No entanto, você mesmo havia
criticado Bergoglio como um expoente de conservadorismo da Igreja, alguém que
apoiou o regime militar argentino que cometeu crimes contra a humanidade. Quem
mudou, ele ou você?
Não se pode esquecer que (na
Argentina) a Igreja católica é a igreja oficial do Estado, então todos os
bispos e sacerdotes tinham dificuldade em se opor ao regime. E Bergoglio sofreu
com isso. Porém, não se pode dizer que ele simplesmente aderiu a isso. Salvou
muitíssimas pessoas, como jesuítas que enviou ao Brasil, Uruguai e outras
partes. Mas, a Igreja como continua hoje ainda é em grande parte conservadora,
com exceção de alguns.
Em 2005, você não tinha essa
opinião.

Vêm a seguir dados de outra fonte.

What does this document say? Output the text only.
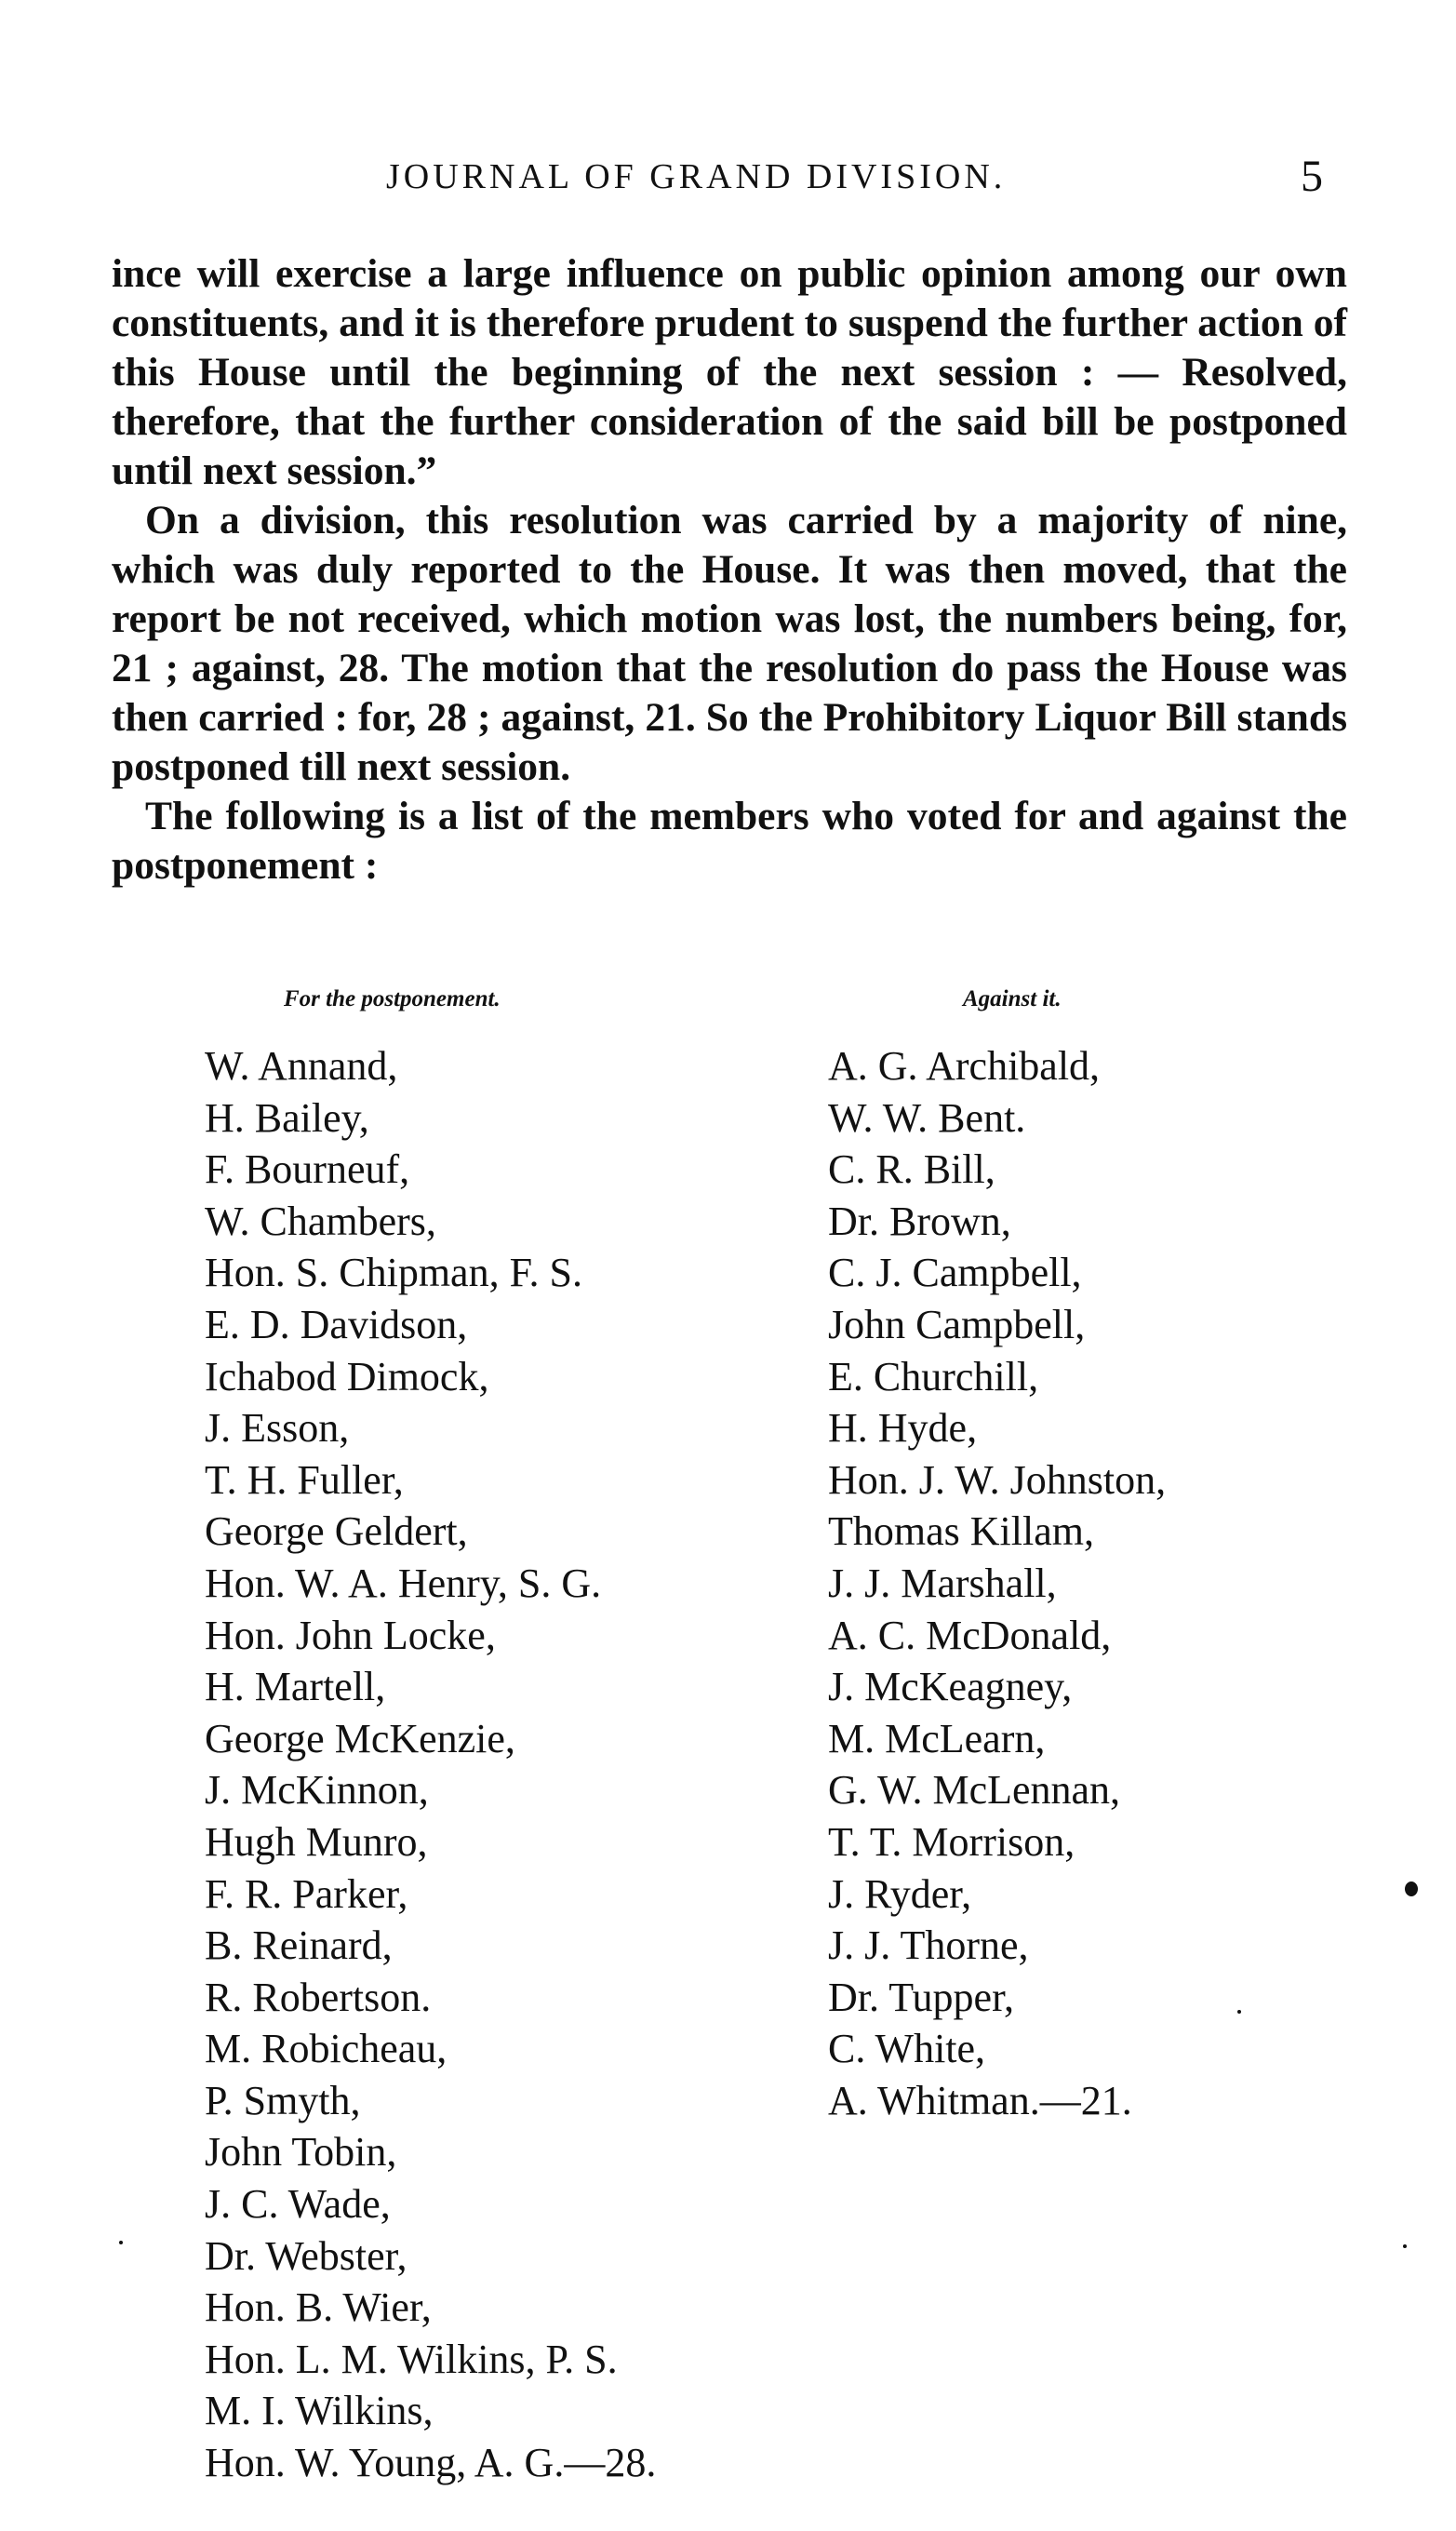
JOURNAL OF GRAND DIVISION.	5

ince will exercise a large influence on public opinion among our own constituents, and it is therefore prudent to suspend the further action of this House until the beginning of the next session : — Resolved, therefore, that the further consideration of the said bill be postponed until next session.”

On a division, this resolution was carried by a majority of nine, which was duly reported to the House. It was then moved, that the report be not received, which motion was lost, the numbers being, for, 21 ; against, 28. The motion that the resolution do pass the House was then carried : for, 28 ; against, 21. So the Prohibitory Liquor Bill stands postponed till next session.

The following is a list of the members who voted for and against the postponement :

For the postponement.	Against it.
W. Annand,
H. Bailey,
F. Bourneuf,
W. Chambers,
Hon. S. Chipman, F. S.
E. D. Davidson,
Ichabod Dimock,
J. Esson,
T. H. Fuller,
George Geldert,
Hon. W. A. Henry, S. G.
Hon. John Locke,
H. Martell,
George McKenzie,
J. McKinnon,
Hugh Munro,
F. R. Parker,
B. Reinard,
R. Robertson.
M. Robicheau,
P. Smyth,
John Tobin,
J. C. Wade,
Dr. Webster,
Hon. B. Wier,
Hon. L. M. Wilkins, P. S.
M. I. Wilkins,
Hon. W. Young, A. G.—28.
A. G. Archibald,
W. W. Bent.
C. R. Bill,
Dr. Brown,
C. J. Campbell,
John Campbell,
E. Churchill,
H. Hyde,
Hon. J. W. Johnston,
Thomas Killam,
J. J. Marshall,
A. C. McDonald,
J. McKeagney,
M. McLearn,
G. W. McLennan,
T. T. Morrison,
J. Ryder,
J. J. Thorne,
Dr. Tupper,
C. White,
A. Whitman.—21.
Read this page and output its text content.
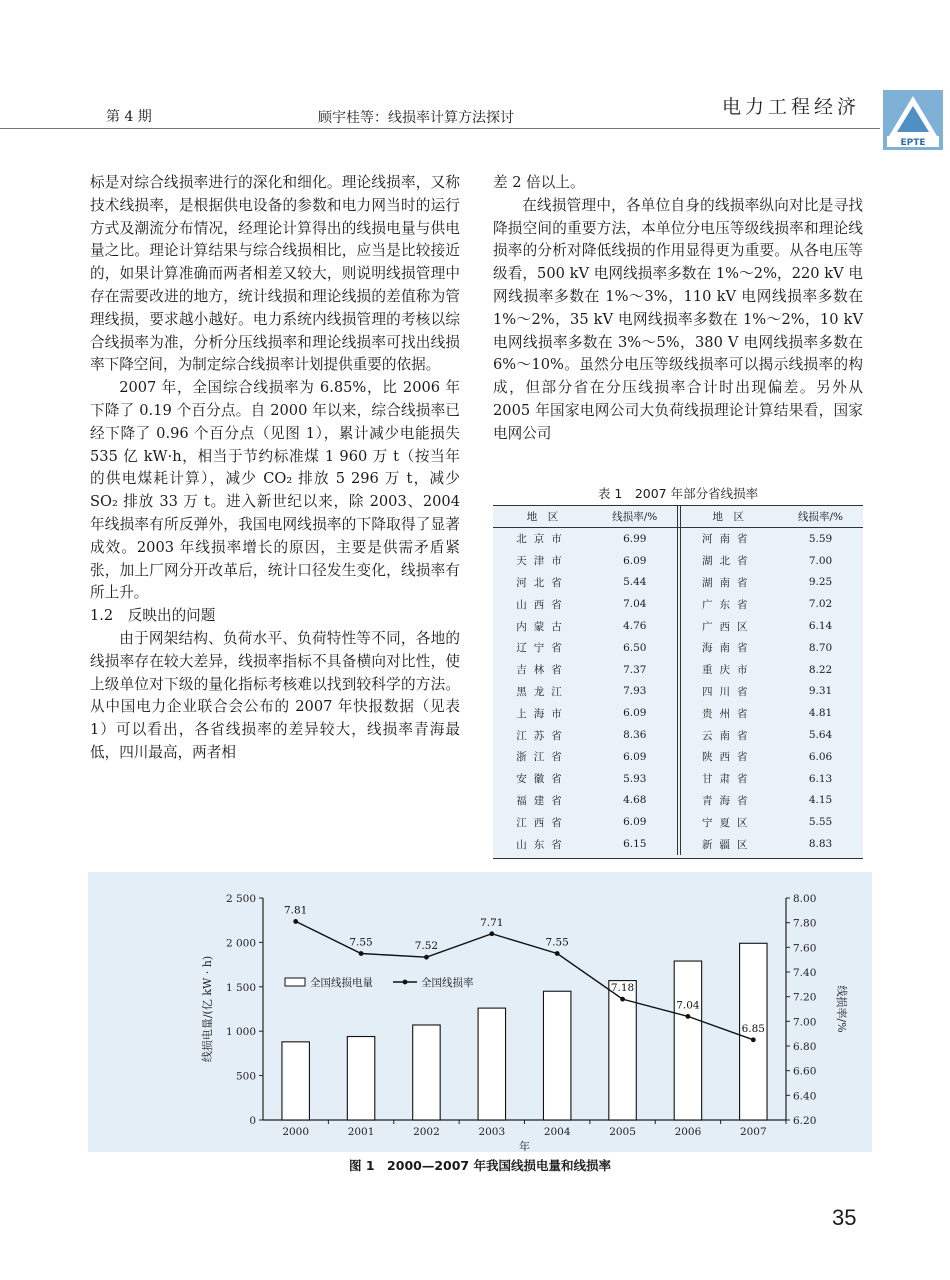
第 4 期	顾宇桂等：线损率计算方法探讨	电力工程经济
EPTE

标是对综合线损率进行的深化和细化。理论线损率，又称技术线损率，是根据供电设备的参数和电力网当时的运行方式及潮流分布情况，经理论计算得出的线损电量与供电量之比。理论计算结果与综合线损相比，应当是比较接近的，如果计算准确而两者相差又较大，则说明线损管理中存在需要改进的地方，统计线损和理论线损的差值称为管理线损，要求越小越好。电力系统内线损管理的考核以综合线损率为准，分析分压线损率和理论线损率可找出线损率下降空间，为制定综合线损率计划提供重要的依据。

2007 年，全国综合线损率为 6.85%，比 2006 年下降了 0.19 个百分点。自 2000 年以来，综合线损率已经下降了 0.96 个百分点（见图 1），累计减少电能损失 535 亿 kW·h，相当于节约标准煤 1 960 万 t（按当年的供电煤耗计算），减少 CO₂ 排放 5 296 万 t，减少 SO₂ 排放 33 万 t。进入新世纪以来，除 2003、2004 年线损率有所反弹外，我国电网线损率的下降取得了显著成效。2003 年线损率增长的原因，主要是供需矛盾紧张，加上厂网分开改革后，统计口径发生变化，线损率有所上升。

1.2　反映出的问题

由于网架结构、负荷水平、负荷特性等不同，各地的线损率存在较大差异，线损率指标不具备横向对比性，使上级单位对下级的量化指标考核难以找到较科学的方法。从中国电力企业联合会公布的 2007 年快报数据（见表 1）可以看出，各省线损率的差异较大，线损率青海最低，四川最高，两者相

差 2 倍以上。

在线损管理中，各单位自身的线损率纵向对比是寻找降损空间的重要方法，本单位分电压等级线损率和理论线损率的分析对降低线损的作用显得更为重要。从各电压等级看，500 kV 电网线损率多数在 1%～2%，220 kV 电网线损率多数在 1%～3%，110 kV 电网线损率多数在 1%～2%，35 kV 电网线损率多数在 1%～2%，10 kV 电网线损率多数在 3%～5%，380 V 电网线损率多数在 6%～10%。虽然分电压等级线损率可以揭示线损率的构成，但部分省在分压线损率合计时出现偏差。另外从 2005 年国家电网公司大负荷线损理论计算结果看，国家电网公司

表 1　2007 年部分省线损率
地　区	线损率/%	地　区	线损率/%
北京市	6.99	河南省	5.59
天津市	6.09	湖北省	7.00
河北省	5.44	湖南省	9.25
山西省	7.04	广东省	7.02
内蒙古	4.76	广西区	6.14
辽宁省	6.50	海南省	8.70
吉林省	7.37	重庆市	8.22
黑龙江	7.93	四川省	9.31
上海市	6.09	贵州省	4.81
江苏省	8.36	云南省	5.64
浙江省	6.09	陕西省	6.06
安徽省	5.93	甘肃省	6.13
福建省	4.68	青海省	4.15
江西省	6.09	宁夏区	5.55
山东省	6.15	新疆区	8.83
0
500
1 000
1 500
2 000
2 500
6.20
6.40
6.60
6.80
7.00
7.20
7.40
7.60
7.80
8.00
2000	2001	2002	2003	2004	2005	2006	2007
7.81
7.55	7.52
7.71
7.55
7.18
7.04
6.85
线损电量/(亿 kW · h)	线损率/%
年
全国线损电量	全国线损率
图 1　2000—2007 年我国线损电量和线损率
35
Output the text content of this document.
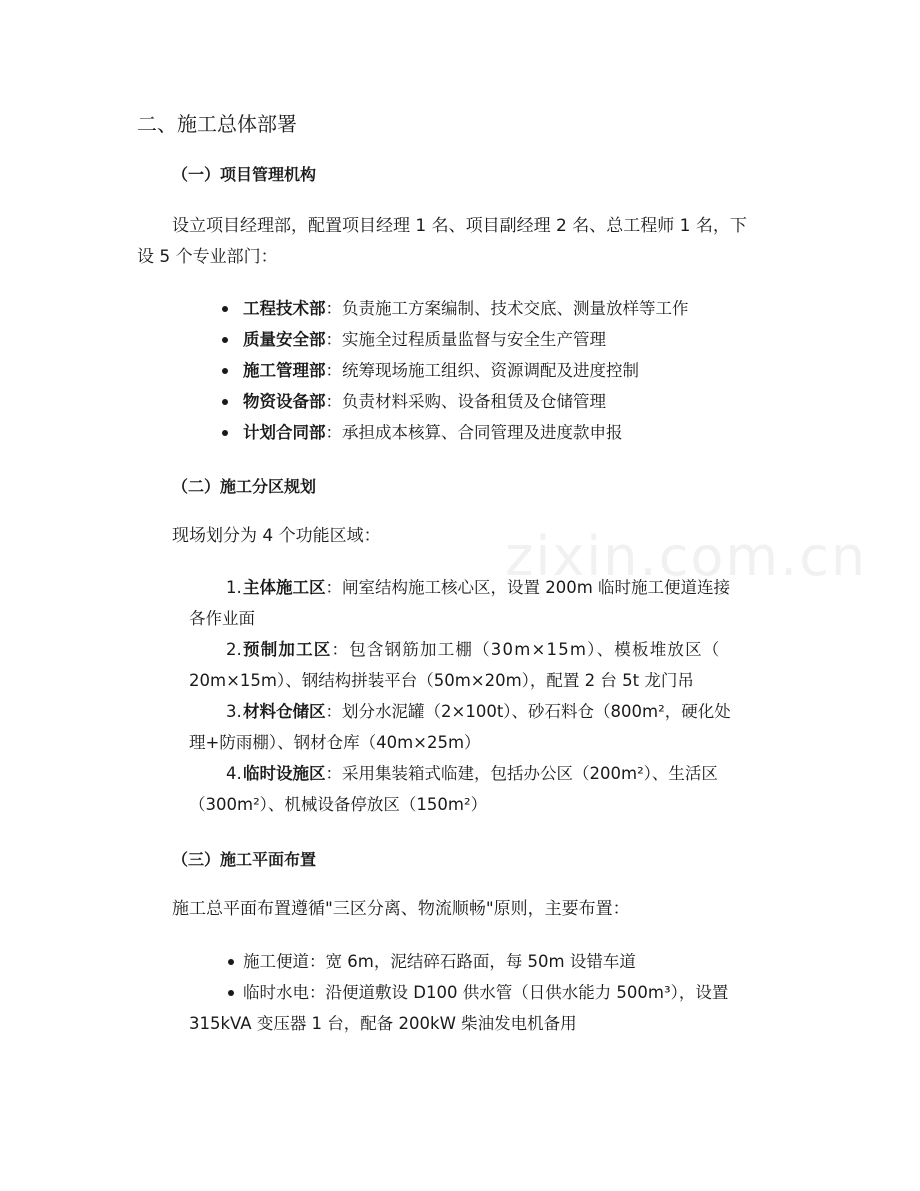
zixin.com.cn
二、施工总体部署
（一）项目管理机构
设立项目经理部，配置项目经理 1 名、项目副经理 2 名、总工程师 1 名，下
设 5 个专业部门：
工程技术部：负责施工方案编制、技术交底、测量放样等工作
质量安全部：实施全过程质量监督与安全生产管理
施工管理部：统筹现场施工组织、资源调配及进度控制
物资设备部：负责材料采购、设备租赁及仓储管理
计划合同部：承担成本核算、合同管理及进度款申报
（二）施工分区规划
现场划分为 4 个功能区域：
1. 主体施工区：闸室结构施工核心区，设置 200m 临时施工便道连接
各作业面
2. 预制加工区：包含钢筋加工棚（30m×15m）、模板堆放区（
20m×15m）、钢结构拼装平台（50m×20m），配置 2 台 5t 龙门吊
3. 材料仓储区：划分水泥罐（2×100t）、砂石料仓（800m²，硬化处
理+防雨棚）、钢材仓库（40m×25m）
4. 临时设施区：采用集装箱式临建，包括办公区（200m²）、生活区
（300m²）、机械设备停放区（150m²）
（三）施工平面布置
施工总平面布置遵循"三区分离、物流顺畅"原则，主要布置：
施工便道：宽 6m，泥结碎石路面，每 50m 设错车道
临时水电：沿便道敷设 D100 供水管（日供水能力 500m³），设置
315kVA 变压器 1 台，配备 200kW 柴油发电机备用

Quando o jornal “Página/12” lhe perguntou sobre a candidatura do
cardeal Bergoglio, disse que deveria ser descartada ad limine, porque “um papa
não pode ter sido ligado aos militares como ele”...
Mas, isso é de 2005. Estamos em
2015. Há 10 anos de diferença. Não dou valor a isso. Estava pensando que no
contexto global era difícil que viesse alguém da América Latina – no Chile era
muito pior, no Brasil menos – onde, de alguma maneira, muitos haviam colaborado
com regimes porque eram anticomunistas, por temor ao comunismo, etc. Não era no
sentido de dizer que Bergoglio estava comprometido; pertencia a uma Igreja que,
em seu conjunto, tem muito que pedir perdão ao povo argentino por não ter sido
suficientemente profética e denunciadora dos crimes.
Fonte: BBC Mundo
Um comentário:
A Igreja deve ser acolhedora ,pois foi assim que Jesus agiu em defesa das pessoas .Sem condená-las ,ele as perdoava.
Mas não devemos fazer confusão.O aborto é o assassinato de um ser humano sem meios de defesa.
Não se pode aceitar isso.Todos os direitos às mulheres, mas aborto não!